The anger over the administration’s health care legislation is real.


It is possibly the key animating force in this year’s midterm elections.


But I think that a lot of us have a nagging fear that politicians will sweep into office on a promise to repeal and replace it and then decide that this is just too difficult.


Independent Women’s Voice has launched a repeal pledge that is designed to ensure that politicians don’t come to Washington and renege on their promise. In an op-ed this morning on “holding politicians to their promise to replace ObamaCare,” the Wall Street Journal indicates that this pledge has the potential to do just that:



Launched a week ago by the nonprofit outfits Independent Women’s Voice and American Majority Action, the repeal pledge has been signed so far by 43 Republicans.
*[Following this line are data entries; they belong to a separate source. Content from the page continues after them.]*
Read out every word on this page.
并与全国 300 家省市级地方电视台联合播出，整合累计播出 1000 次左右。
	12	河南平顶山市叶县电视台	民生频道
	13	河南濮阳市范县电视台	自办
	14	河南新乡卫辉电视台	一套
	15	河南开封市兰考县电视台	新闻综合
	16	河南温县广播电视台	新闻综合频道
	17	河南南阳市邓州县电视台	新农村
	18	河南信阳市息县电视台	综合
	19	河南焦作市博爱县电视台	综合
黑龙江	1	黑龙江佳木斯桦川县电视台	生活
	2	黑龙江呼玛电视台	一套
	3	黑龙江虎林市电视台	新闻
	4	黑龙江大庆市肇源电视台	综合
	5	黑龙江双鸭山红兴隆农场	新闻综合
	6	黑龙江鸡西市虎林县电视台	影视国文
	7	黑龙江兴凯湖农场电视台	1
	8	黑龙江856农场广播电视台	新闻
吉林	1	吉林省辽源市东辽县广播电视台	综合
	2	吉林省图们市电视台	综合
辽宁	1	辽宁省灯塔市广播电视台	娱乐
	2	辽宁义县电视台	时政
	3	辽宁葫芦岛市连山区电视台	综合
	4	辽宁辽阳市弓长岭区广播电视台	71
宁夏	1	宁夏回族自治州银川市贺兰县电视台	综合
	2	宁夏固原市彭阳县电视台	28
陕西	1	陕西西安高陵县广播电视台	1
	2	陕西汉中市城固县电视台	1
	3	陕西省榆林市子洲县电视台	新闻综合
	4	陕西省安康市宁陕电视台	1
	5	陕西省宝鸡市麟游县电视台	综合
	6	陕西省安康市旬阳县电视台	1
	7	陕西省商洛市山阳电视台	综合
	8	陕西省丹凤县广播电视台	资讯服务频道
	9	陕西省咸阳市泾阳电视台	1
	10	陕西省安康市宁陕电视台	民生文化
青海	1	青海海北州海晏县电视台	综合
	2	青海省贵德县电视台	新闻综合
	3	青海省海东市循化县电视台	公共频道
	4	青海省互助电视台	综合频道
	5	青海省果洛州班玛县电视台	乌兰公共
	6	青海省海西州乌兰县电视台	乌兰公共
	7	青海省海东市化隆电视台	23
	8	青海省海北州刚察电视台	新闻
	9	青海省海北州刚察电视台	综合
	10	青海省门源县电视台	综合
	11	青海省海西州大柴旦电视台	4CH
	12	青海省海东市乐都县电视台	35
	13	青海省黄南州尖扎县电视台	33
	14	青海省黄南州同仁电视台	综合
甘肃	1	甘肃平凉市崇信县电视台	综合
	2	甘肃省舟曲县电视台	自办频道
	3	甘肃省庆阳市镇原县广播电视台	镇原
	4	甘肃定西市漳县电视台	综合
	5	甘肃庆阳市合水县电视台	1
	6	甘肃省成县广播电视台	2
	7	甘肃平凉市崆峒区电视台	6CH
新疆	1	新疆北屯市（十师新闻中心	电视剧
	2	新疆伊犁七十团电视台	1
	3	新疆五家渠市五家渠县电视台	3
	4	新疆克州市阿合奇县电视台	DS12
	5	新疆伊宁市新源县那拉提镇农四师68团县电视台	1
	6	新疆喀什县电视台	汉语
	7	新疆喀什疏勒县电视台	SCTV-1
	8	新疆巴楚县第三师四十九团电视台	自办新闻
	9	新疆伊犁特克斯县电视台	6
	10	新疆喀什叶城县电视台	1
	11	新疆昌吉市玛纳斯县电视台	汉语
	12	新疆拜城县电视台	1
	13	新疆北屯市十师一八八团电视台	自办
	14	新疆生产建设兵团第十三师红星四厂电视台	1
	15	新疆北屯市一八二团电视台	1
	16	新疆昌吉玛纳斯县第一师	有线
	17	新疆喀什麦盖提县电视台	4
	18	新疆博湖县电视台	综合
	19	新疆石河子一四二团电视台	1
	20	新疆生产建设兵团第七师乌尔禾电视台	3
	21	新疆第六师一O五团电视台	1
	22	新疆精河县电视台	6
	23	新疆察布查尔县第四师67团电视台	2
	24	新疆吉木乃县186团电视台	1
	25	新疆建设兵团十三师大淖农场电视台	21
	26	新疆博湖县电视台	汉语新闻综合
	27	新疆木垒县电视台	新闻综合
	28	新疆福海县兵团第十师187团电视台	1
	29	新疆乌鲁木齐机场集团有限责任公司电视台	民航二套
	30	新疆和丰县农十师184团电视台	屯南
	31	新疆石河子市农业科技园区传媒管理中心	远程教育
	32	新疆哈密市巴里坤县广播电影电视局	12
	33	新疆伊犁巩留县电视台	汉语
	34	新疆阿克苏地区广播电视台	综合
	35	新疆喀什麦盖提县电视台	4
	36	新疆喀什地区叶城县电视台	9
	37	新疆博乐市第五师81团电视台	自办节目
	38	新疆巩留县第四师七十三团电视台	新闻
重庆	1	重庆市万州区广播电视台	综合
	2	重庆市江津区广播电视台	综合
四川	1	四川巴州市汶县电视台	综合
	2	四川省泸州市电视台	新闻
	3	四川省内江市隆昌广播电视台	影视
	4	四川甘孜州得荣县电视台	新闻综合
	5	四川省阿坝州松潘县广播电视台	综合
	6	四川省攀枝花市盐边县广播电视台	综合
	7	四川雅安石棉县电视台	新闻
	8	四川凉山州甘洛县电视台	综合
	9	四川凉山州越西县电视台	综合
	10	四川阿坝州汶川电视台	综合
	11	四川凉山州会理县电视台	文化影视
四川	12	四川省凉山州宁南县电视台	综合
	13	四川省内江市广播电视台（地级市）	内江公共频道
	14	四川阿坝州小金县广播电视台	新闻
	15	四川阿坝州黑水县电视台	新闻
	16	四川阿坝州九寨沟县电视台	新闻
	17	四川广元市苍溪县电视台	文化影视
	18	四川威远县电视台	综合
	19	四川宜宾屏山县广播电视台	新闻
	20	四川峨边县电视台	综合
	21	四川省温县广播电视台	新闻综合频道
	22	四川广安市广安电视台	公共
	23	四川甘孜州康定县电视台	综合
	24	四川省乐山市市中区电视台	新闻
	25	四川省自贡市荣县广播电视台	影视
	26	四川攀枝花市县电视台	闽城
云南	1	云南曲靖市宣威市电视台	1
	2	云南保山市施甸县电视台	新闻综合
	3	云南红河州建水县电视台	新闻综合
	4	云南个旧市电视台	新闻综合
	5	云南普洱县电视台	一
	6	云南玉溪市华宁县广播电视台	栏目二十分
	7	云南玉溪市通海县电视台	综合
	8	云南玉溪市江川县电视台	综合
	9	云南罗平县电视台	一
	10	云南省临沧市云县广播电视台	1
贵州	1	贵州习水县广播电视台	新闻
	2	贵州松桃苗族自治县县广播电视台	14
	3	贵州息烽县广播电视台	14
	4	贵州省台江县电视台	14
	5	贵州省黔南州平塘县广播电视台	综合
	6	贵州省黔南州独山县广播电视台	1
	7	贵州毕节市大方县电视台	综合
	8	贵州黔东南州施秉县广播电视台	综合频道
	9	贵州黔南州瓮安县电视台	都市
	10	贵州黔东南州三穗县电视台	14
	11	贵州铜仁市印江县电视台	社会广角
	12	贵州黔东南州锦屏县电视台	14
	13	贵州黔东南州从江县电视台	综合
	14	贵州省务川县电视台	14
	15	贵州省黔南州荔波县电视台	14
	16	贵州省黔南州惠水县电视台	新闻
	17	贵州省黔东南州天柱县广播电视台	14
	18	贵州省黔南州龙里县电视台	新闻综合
Its sponsors are about to name a board of outside policy experts to evaluate all votes and let the public track how Members shake out on health care. The pledge applies beyond repeal per se to interim steps like discharge petitions to allow certain up-or-down votes in Congress on partial repeal, stripping funding from some ObamaCare subsidy or enforcement programs, and repealing certain regulations.



Dismembering ObamaCare limb by limb is probably the best, and perhaps the only, political strategy for at least the next two years. Meanwhile, many Republicans may figure that the path of least political resistance will be to hold a symbolic vote on repeal and claim victory, even if it is filibustered in the Senate or vetoed by President Obama. Republicans are also notoriously fractious on health policy and will need outside pressure if they ever do get around to the “replace” part.